I could regret trying to make things work with a guy who lives 8 hours away. I thought maybe if I told him how much I liked him things would work out, but despite the fact that he liked me just as much he was really bad at keeping in touch and I got my hopes up too high. That relationship failed miserably. But do I regret it? No. Because if I hadn't told him exactly how I felt I would still be wondering if it could work.

I could regret all the nights I decide I'm too lazy to brush my hair before bed. I always think enough hairspray will fix it in the morning. It never does.  But do I regret it? No. Because it always gives me an excuse to spend 20 minutes fishtail braiding my hair and then look like a mermaid.

It would be easy, entirely too easy, to regret every single one of those things. But if I did I would spend my life beating myself up about wearing sweatpants in public and thinking long distance relationships work and overestimating the power of my hairspray. Instead I decide to learn from it, and I move on. I regret nothing, because even though it might be easier to dwell on the past at first, in the long wrong it's best to learn from it and move on.

No, I'm not going to use this entire blog to talk about things I could, but don't regret. I'm going to use this blog to share things that I need to share.
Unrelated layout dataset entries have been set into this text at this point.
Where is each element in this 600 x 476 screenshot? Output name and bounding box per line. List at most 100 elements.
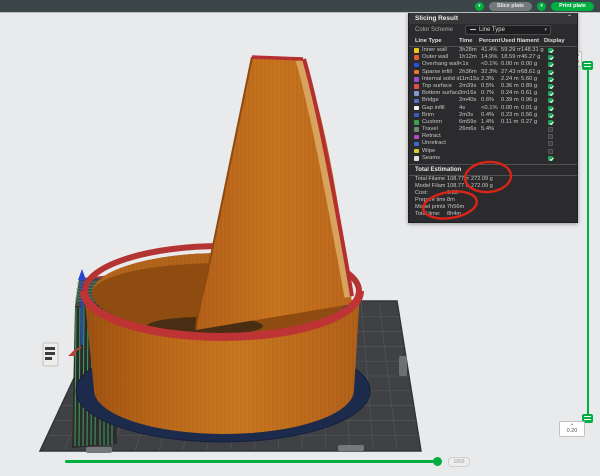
layer-slider-track[interactable] xyxy=(587,70,589,418)
line-type-label: Bottom surface xyxy=(422,90,459,97)
filament-weight-value: 0.00 g xyxy=(521,61,545,68)
display-checkbox[interactable] xyxy=(548,70,553,75)
percent-value: 41.4% xyxy=(481,47,501,54)
total-estimation-table: Total Filament: 108.77 m 272.09 g Model … xyxy=(409,176,577,218)
total-row-value-2: 272.09 g xyxy=(471,183,499,190)
filament-length-value: 0.00 m xyxy=(501,61,521,68)
line-type-dash-icon xyxy=(470,29,476,30)
table-row: Wipe xyxy=(409,148,577,155)
total-row-label: Prepare time: xyxy=(415,197,445,204)
total-row-value-1: 8h4m xyxy=(447,211,469,218)
layer-height-value: 0.20 xyxy=(560,428,584,435)
display-checkbox[interactable] xyxy=(548,98,553,103)
display-checkbox[interactable] xyxy=(548,84,553,89)
line-type-label: Wipe xyxy=(422,148,459,155)
line-type-color-swatch xyxy=(414,149,419,154)
percent-value: 14.9% xyxy=(481,54,501,61)
filament-weight-value: 68.61 g xyxy=(521,69,545,76)
line-type-color-swatch xyxy=(414,156,419,161)
percent-value: 0.5% xyxy=(481,83,501,90)
slice-dropdown-icon[interactable]: ▾ xyxy=(475,2,484,11)
display-checkbox[interactable] xyxy=(548,149,553,154)
display-checkbox[interactable] xyxy=(548,141,553,146)
print-plate-button[interactable]: Print plate xyxy=(551,2,594,11)
sliced-model[interactable] xyxy=(76,57,370,442)
table-row: Unretract xyxy=(409,140,577,147)
percent-value: <0.1% xyxy=(481,105,501,112)
color-scheme-select[interactable]: Line Type ▾ xyxy=(465,25,551,35)
display-checkbox[interactable] xyxy=(548,127,553,132)
time-value: 26m6s xyxy=(459,126,479,133)
print-dropdown-icon[interactable]: ▾ xyxy=(537,2,546,11)
table-row: Brim 2m3s 0.4% 0.23 m 0.56 g xyxy=(409,112,577,119)
percent-value: 1.4% xyxy=(481,119,501,126)
display-checkbox[interactable] xyxy=(548,62,553,67)
time-value: 11m15s xyxy=(459,76,479,83)
plate-tab xyxy=(399,356,407,376)
table-row: Bridge 2m40s 0.6% 0.39 m 0.96 g xyxy=(409,97,577,104)
total-row-value-1: 6.83 xyxy=(447,190,469,197)
line-type-label: Brim xyxy=(422,112,459,119)
slicing-result-panel: Slicing Result ⌃ Color Scheme Line Type … xyxy=(408,12,578,223)
filament-length-value: 0.00 m xyxy=(501,105,521,112)
filament-length-value: 0.11 m xyxy=(501,119,521,126)
filament-length-value: 0.23 m xyxy=(501,112,521,119)
filament-length-value: 18.59 m xyxy=(501,54,521,61)
filament-length-value: 59.29 m xyxy=(501,47,521,54)
time-value: 2m39s xyxy=(459,83,479,90)
line-type-label: Top surface xyxy=(422,83,459,90)
col-display: Display xyxy=(544,38,565,44)
color-scheme-row: Color Scheme Line Type ▾ xyxy=(409,24,577,37)
display-checkbox[interactable] xyxy=(548,77,553,82)
line-type-label: Inner wall xyxy=(422,47,459,54)
total-row-label: Total time: xyxy=(415,211,445,218)
display-checkbox[interactable] xyxy=(548,120,553,125)
total-row-value-1: 108.77 m xyxy=(447,183,469,190)
move-slider-handle[interactable] xyxy=(433,457,442,466)
filament-length-value: 2.24 m xyxy=(501,76,521,83)
display-checkbox[interactable] xyxy=(548,156,553,161)
total-estimation-header: Total Estimation xyxy=(409,164,577,176)
panel-title: Slicing Result ⌃ xyxy=(409,13,577,24)
line-type-color-swatch xyxy=(414,142,419,147)
table-row: Overhang wall <1s <0.1% 0.00 m 0.00 g xyxy=(409,61,577,68)
line-type-color-swatch xyxy=(414,99,419,104)
table-row: Custom 6m59s 1.4% 0.11 m 0.27 g xyxy=(409,119,577,126)
line-type-color-swatch xyxy=(414,91,419,96)
table-row: Sparse infill 2h36m 32.3% 27.43 m 68.61 … xyxy=(409,69,577,76)
layer-slider-handle-top[interactable] xyxy=(582,61,593,70)
display-checkbox[interactable] xyxy=(548,55,553,60)
display-checkbox[interactable] xyxy=(548,113,553,118)
col-line-type: Line Type xyxy=(415,38,442,44)
display-checkbox[interactable] xyxy=(548,134,553,139)
total-row-value-1: 108.77 m xyxy=(447,176,469,183)
filament-weight-value: 148.31 g xyxy=(521,47,545,54)
filament-weight-value: 0.56 g xyxy=(521,112,545,119)
percent-value: 2.3% xyxy=(481,76,501,83)
col-percent: Percent xyxy=(479,38,500,44)
move-slider-track[interactable] xyxy=(65,460,437,463)
layer-height-box: + 0.20 xyxy=(559,421,585,437)
table-row: Gap infill 4s <0.1% 0.00 m 0.01 g xyxy=(409,105,577,112)
line-type-label: Custom xyxy=(422,119,459,126)
color-scheme-value: Line Type xyxy=(479,27,505,33)
total-row-label: Total Filament: xyxy=(415,176,445,183)
total-row: Total Filament: 108.77 m 272.09 g xyxy=(409,176,577,183)
collapse-icon[interactable]: ⌃ xyxy=(567,13,572,23)
line-type-label: Overhang wall xyxy=(422,61,459,68)
display-checkbox[interactable] xyxy=(548,48,553,53)
time-value: 3h28m xyxy=(459,47,479,54)
slicer-window: ▾ Slice plate ▾ Print plate xyxy=(0,0,600,476)
model-fin xyxy=(196,57,352,330)
display-checkbox[interactable] xyxy=(548,91,553,96)
total-row-value-1: 8m xyxy=(447,197,469,204)
display-checkbox[interactable] xyxy=(548,106,553,111)
line-type-label: Outer wall xyxy=(422,54,459,61)
line-type-label: Retract xyxy=(422,133,459,140)
filament-weight-value: 46.27 g xyxy=(521,54,545,61)
line-type-color-swatch xyxy=(414,48,419,53)
slice-plate-button[interactable]: Slice plate xyxy=(489,2,532,11)
panel-title-text: Slicing Result xyxy=(415,15,458,22)
total-row-label: Model printing time: xyxy=(415,204,445,211)
plate-side-label xyxy=(43,343,58,366)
Like how I'm overly obsessed with TLC shows, my love/hate relationship with my curly(ish) hair, and probably a lot about how I wish my life was a Taylor Swift song. Honestly, I don't know what I'm going to write about or what this blog is going to turn into, but I think that's the beauty of it.

You don't have to agree with any of my opinions, but it would be awesome if you read them. 

Welcome to my blog! My name is Melissa Tamar Oxenhandler and I have no regrets.